SEOUL: South Korea’s Economic Struggles Amid Political Turmoil
South Korea’s economy has faced significant challenges in the fourth quarter of 2024, with growth barely registering amid a political crisis that has shaken the nation to its core. The impeachment of President Yoon Suk Yeol, following his controversial attempt to impose martial law, has led to a decline in consumer and business confidence, exacerbating already weakened domestic demand. This political instability comes at a time when external risks are also on the rise, particularly with the prospect of a second Trump presidency in the United States, which could further complicate South Korea’s economic landscape.
The Bank of Korea’s advanced estimates revealed that the country’s gross domestic product (GDP) expanded by a mere 0.1 percent on a seasonally adjusted basis from the previous quarter. This figure fell short of the 0.2 percent growth anticipated in a Reuters survey and the 0.5 percent projection made by the central bank just days before the political upheaval began. The fourth quarter’s performance is particularly concerning given that South Korea narrowly avoided a technical recession in the third quarter, managing only a 0.1 percent growth after a 0.2 percent contraction in the second quarter.
The ongoing political crisis has cast a long shadow over economic sentiment, with experts warning that the effects will likely linger into 2025. A Bank of Korea official noted that the uncertainty surrounding the political situation would continue to weigh on economic performance, potentially causing growth in the first quarter to fall short of the central bank’s earlier forecast of 0.5 percent.
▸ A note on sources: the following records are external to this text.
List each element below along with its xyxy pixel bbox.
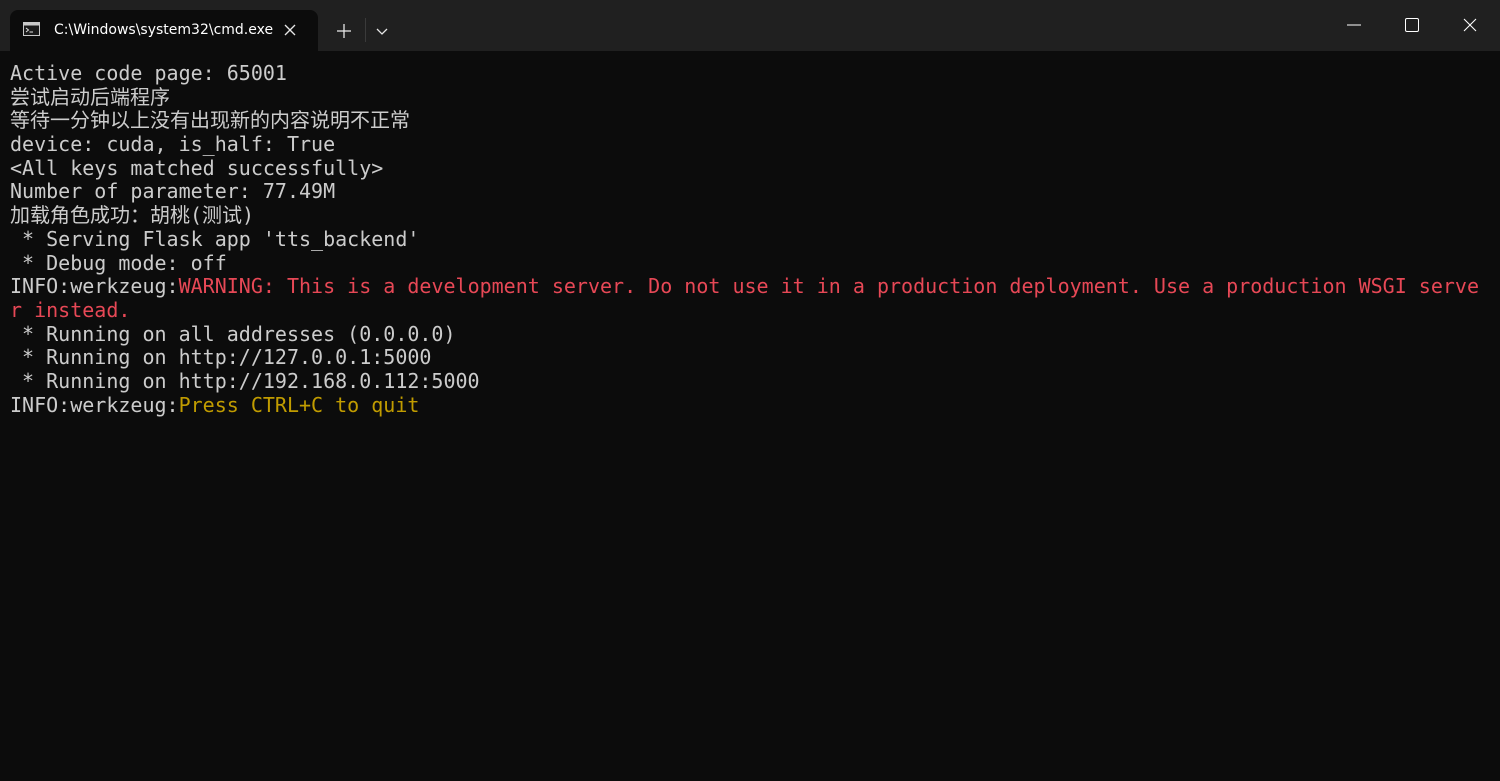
console-line: * Running on http://192.168.0.112:5000 [10,369,480,393]
new-tab-plus-icon[interactable] [330,17,358,45]
console-line: * Serving Flask app 'tts_backend' [10,227,420,251]
tab-title: C:\Windows\system32\cmd.exe [54,22,274,38]
console-line: 等待一分钟以上没有出现新的内容说明不正常 [10,109,410,133]
close-window-icon[interactable] [1441,0,1499,50]
tab-divider [365,18,366,42]
console-line: * Debug mode: off [10,251,227,275]
console-warning-line: INFO:werkzeug:WARNING: This is a develop… [10,274,1480,322]
console-line: 加载角色成功：胡桃(测试) [10,204,255,228]
console-output[interactable]: Active code page: 65001 尝试启动后端程序 等待一分钟以上… [0,51,1500,781]
title-bar: C:\Windows\system32\cmd.exe [0,0,1500,51]
chevron-down-icon[interactable] [370,19,394,43]
console-line: * Running on all addresses (0.0.0.0) [10,322,456,346]
tab-close-icon[interactable] [280,20,300,40]
quit-message: Press CTRL+C to quit [178,393,420,417]
console-line: 尝试启动后端程序 [10,85,170,109]
console-line: * Running on http://127.0.0.1:5000 [10,346,432,370]
console-lines: Active code page: 65001 尝试启动后端程序 等待一分钟以上… [10,62,1480,417]
console-line: Active code page: 65001 [10,62,287,85]
tab-cmd[interactable]: C:\Windows\system32\cmd.exe [10,10,318,51]
cmd-icon [23,22,40,36]
console-line: <All keys matched successfully> [10,156,384,180]
warning-message: WARNING: This is a development server. D… [10,274,1480,322]
log-prefix: INFO:werkzeug: [10,393,179,417]
maximize-icon[interactable] [1383,0,1441,50]
minimize-icon[interactable] [1325,0,1383,50]
console-quit-line: INFO:werkzeug:Press CTRL+C to quit [10,394,1480,418]
log-prefix: INFO:werkzeug: [10,274,179,299]
terminal-window: C:\Windows\system32\cmd.exe Active code … [0,0,1500,781]
console-line: Number of parameter: 77.49M [10,180,336,204]
console-line: device: cuda, is_half: True [10,133,336,157]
Markets economist Shivaan Tandon from Capital Economics echoed this sentiment, suggesting that the current weakness in economic activity could persist due to the political turmoil and a bleak outlook for the construction sector.
The political chaos has not only impacted growth forecasts but has also led to immediate market reactions. Following the release of the disappointing GDP data, South Korea’s benchmark KOSPI index fell by as much as 1.1 percent in morning trading, despite a rally on Wall Street. Additionally, the South Korean won weakened against other currencies, reflecting investor concerns about the country’s economic stability.
In terms of overall economic performance, South Korea’s economy grew by 2.0 percent in 2024, a modest increase from the 1.4 percent growth seen in the previous year. However, projections for 2025 indicate a slowdown, with growth expected to drop to between 1.6 percent and 1.7 percent, falling below the estimated potential of around 2 percent. The fourth quarter saw GDP grow by only 1.2 percent on an annual basis, marking the slowest pace since the second quarter of 2023.
A significant factor contributing to this sluggish growth has been weak consumer spending. In the fourth quarter, consumer expenditure rose by just 0.2 percent, while corporate investment increased by 1.6 percent—both figures lagging behind the previous quarter’s gains. Construction investment, a critical component of the economy, fell by 3.2 percent, further highlighting the challenges faced by the sector.
Exports provided a slight glimmer of hope, rising by 0.3 percent in the fourth quarter, primarily driven by robust demand for semiconductors linked to artificial intelligence. However, concerns loom over potential tariff threats from U.S. President Donald Trump, which could adversely affect South Korean exports and overall economic performance. Danny Kim, an Associate Economist at Moody’s Analytics, emphasized the need for South Korea to bolster its domestic economy and engage in negotiations with the United States to mitigate the impact of any tariff increases.
In light of these challenges, there is mounting pressure on policymakers to implement additional stimulus measures. Economists predict that the Bank of Korea will likely lower interest rates in February, with further cuts anticipated later in the year. Park Sang-hyun, chief economist at iM Securities, noted that the first quarter is expected to see almost no growth, making it difficult to foresee a recovery in domestic demand while exports remain weak.
The Bank of Korea is expected to reduce interest rates by 25 basis points next month, with two more cuts projected throughout the year, bringing rates down to 2.25 percent. This follows an unexpected decision to hold rates steady in December, aimed at preventing the won from depreciating further, as it was the worst-performing currency in Asia last year.
Calls for a supplementary budget to support the faltering domestic economy are growing louder, with BOK Governor Rhee Chang-yong advocating for such measures. Finance Minister Choi Sang-mok, currently serving as acting president, has indicated the government’s willingness to discuss this proposal with parliament, signaling a potential shift in fiscal policy to address the pressing economic challenges facing South Korea.